La parité à l'Assemblée nationale, c’est pas gagné

SOCIÉTÉ

EGALITE ? - Le Haut conseil à l’égalité entre hommes et femmes vient de publier son troisième Guide de la parité. D’après les derniers chiffres, la France est loin d’être un exemple dans le monde : elle passe de la 36e à la 60e place en matière de parité des femmes à l’Assemblée nationale.

Ce n’est pas une dégringolade, c’est carrément la bérézina. Selon le dernier classement du Haut Conseil à l’égalité entre hommes et femmes (HCE), en matière de parité au Parlement la France est loin d’être un exemple dans le monde. Elle passe cette année de la 36e… à la 60e place. Avec 26,2% de femmes à l’Assemblée nationale, elle se classe entre l’Irak et le Pérou… Loin, loin derrière les premiers du classement, dominé par le Rwanda, qui aligne 63,8% de femmes. 

Petit bémol : si la France dégringole autant, c’est tout de même en partie parce que les dernières élections législatives, qui se déroulent tous les 5 ans, ont eu lieu en 2012. Et qu’entre temps, de nombreux autres pays ont eu des élections, et ont progressé beaucoup plus vite en matière d’entrée des femmes au Parlement.

Ceci posé, la proportion de femmes présentes à l’Assemblée nationale en France reste particulièrement basse, malgré des dispositifs incitatifs. La première loi dite de parité a été promulguée en 2000, et incitait, aux élections législatives, les partis politiques à présenter un nombre égal de femmes et d’hommes lors des scrutins de listes. Elle prévoit, en cas de non-respect, une retenue sur la dotation financière des partis politiques.

Sur le papier, aux dernières législatives, la plupart des partis politiques ont semblé faire des efforts. Les bons élèves : le FN, qui a aligné 49 % de femmes, EELV, avec 49, 4% et le PCF, avec 49, 3%. Mais tous les autres partis, ont été punis. Le PS, qui a présenté 42,6% de femmes candidates, a subi une retenue financière de plus de 1 million d’euros. Parmi les très mauvais élèves, les Républicains remportent la palme. Avec 25, 5% de femmes candidates, ils ont une retenue sur la dotation de 3,3 millions d’euros. Suivent le Parti radical de gauche (36,8 % de femmes), ou encore le Nouveau centre (36,7 %). 

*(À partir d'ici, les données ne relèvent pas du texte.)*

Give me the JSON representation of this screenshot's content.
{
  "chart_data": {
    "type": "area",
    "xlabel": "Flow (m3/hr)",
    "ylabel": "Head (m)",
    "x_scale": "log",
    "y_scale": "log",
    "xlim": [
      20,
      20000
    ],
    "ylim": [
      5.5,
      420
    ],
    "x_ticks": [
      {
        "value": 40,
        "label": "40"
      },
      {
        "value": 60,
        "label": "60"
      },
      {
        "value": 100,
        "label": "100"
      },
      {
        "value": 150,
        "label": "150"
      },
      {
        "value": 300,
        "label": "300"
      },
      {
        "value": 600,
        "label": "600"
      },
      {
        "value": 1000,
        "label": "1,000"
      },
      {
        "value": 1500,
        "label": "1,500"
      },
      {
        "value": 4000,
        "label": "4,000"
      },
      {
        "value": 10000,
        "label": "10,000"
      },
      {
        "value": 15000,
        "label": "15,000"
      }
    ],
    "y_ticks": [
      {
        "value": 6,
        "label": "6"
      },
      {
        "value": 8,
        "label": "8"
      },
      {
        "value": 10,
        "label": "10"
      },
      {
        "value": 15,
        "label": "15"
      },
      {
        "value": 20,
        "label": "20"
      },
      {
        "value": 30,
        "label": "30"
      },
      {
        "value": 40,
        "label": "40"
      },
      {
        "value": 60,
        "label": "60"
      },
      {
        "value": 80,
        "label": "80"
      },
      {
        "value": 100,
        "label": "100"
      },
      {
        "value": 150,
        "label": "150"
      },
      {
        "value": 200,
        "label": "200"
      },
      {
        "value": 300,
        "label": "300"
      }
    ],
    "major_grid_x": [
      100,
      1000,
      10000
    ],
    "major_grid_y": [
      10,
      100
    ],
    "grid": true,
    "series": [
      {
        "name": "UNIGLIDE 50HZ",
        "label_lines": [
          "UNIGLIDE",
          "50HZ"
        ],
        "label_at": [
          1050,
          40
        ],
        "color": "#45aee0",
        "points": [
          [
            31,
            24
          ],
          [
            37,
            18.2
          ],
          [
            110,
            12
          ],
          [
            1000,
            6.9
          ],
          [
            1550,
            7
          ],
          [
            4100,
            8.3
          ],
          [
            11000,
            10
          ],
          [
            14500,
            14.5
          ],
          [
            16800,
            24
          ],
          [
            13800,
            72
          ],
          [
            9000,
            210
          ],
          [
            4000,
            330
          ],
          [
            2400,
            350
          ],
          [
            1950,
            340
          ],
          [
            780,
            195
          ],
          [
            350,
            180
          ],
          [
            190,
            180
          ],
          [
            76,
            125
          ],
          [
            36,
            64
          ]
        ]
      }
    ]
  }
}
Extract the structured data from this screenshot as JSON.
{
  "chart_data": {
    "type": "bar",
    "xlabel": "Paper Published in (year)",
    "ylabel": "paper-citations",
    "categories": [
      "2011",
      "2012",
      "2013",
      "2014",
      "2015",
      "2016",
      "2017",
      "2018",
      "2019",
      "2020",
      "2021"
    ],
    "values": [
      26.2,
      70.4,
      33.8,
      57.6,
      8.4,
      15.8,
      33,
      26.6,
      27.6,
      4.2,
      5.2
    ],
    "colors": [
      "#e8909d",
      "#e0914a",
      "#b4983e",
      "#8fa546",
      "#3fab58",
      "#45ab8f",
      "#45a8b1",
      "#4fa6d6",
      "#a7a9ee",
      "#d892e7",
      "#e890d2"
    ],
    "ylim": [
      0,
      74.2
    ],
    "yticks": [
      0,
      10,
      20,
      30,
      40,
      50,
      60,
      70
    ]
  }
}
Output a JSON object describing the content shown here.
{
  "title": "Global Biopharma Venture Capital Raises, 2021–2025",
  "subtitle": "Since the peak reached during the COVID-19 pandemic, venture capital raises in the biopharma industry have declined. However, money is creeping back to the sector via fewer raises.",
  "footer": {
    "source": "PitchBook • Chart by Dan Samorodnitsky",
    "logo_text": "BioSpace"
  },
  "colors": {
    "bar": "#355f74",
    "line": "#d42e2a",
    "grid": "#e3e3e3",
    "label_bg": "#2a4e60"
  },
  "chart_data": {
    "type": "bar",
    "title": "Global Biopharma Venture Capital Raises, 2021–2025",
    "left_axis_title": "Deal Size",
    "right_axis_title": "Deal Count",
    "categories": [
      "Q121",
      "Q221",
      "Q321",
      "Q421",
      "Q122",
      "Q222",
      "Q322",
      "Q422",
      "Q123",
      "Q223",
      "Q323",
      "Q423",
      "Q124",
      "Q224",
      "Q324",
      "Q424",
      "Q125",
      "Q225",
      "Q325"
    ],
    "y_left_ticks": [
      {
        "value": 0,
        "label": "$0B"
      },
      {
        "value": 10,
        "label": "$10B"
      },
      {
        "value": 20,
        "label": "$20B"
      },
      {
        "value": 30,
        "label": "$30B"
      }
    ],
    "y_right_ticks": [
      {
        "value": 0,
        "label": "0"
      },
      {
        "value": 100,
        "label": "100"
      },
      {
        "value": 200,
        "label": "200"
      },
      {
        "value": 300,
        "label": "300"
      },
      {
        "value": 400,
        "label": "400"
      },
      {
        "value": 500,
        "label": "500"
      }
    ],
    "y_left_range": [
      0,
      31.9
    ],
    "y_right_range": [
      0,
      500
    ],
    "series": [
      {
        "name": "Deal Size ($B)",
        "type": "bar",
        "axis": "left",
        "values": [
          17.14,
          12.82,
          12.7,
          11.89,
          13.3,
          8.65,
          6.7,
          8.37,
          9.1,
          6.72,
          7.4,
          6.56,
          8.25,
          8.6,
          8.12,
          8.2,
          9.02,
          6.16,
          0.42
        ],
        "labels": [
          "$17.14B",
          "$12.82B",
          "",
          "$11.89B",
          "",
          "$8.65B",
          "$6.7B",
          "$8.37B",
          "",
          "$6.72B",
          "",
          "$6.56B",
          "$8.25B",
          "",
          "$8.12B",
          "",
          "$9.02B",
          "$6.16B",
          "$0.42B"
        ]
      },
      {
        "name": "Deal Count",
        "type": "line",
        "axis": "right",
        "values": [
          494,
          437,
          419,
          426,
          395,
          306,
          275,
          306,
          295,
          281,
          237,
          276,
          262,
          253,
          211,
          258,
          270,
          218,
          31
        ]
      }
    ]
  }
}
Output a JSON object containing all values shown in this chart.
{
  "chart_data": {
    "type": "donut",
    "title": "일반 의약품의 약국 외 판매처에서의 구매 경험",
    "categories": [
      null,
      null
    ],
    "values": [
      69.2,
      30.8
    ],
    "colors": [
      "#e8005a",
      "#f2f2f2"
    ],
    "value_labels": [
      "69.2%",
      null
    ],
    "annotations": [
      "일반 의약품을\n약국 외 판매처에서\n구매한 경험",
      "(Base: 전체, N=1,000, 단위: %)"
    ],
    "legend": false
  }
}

Mais ces petites punitions financières ne semblent pas suffisantes. "On estime que les partis politiques ont renoncé en moyenne à 15% de leurs dotations publiques", indique le Haut Conseil à metronews. "En 2016, les retenues financières de dotations publiques s’élèvent à plus de 5 millions d’euros". Au final, le PS a tout de même touché près de 25 millions d’euros de dotations, et les Républicains, 18 millions.

Mais si des femmes ont été présentées sur les listes, elles n'ont été que 26, 2% à remporter leurs sièges pour entrer à l’Assemblée nationale. La faute, peut-être, à des lois trop peu contraignantes… Mais aussi, sans doute, à de véritables stratégies de contournement. "Ce n’est pas dû à un manque de personnel politique féminin", explique le HCE. "En 2012, les femmes ont surtout été présentées sur des circonscriptions réputées non gagnables. Il y a de véritables stratégies de conservation du pouvoir de la part de députés hommes sortants."

Les prochaines élections, qui ont lieu en 2017, pourront-elles changer la donne ? Peut-être. Une nouvelle loi, promulguée le 4 août 2014 pour l’égalité réelle entre les femmes et les hommes, prévoit en effet le doublement des pénalités financières des partis politiques en cas de non-respect de la parité. Et le HCE compte bien faire des piqûres de rappel régulières, alors que se jouent déjà, depuis cet été, les investitures pour les élections législatives de 2017.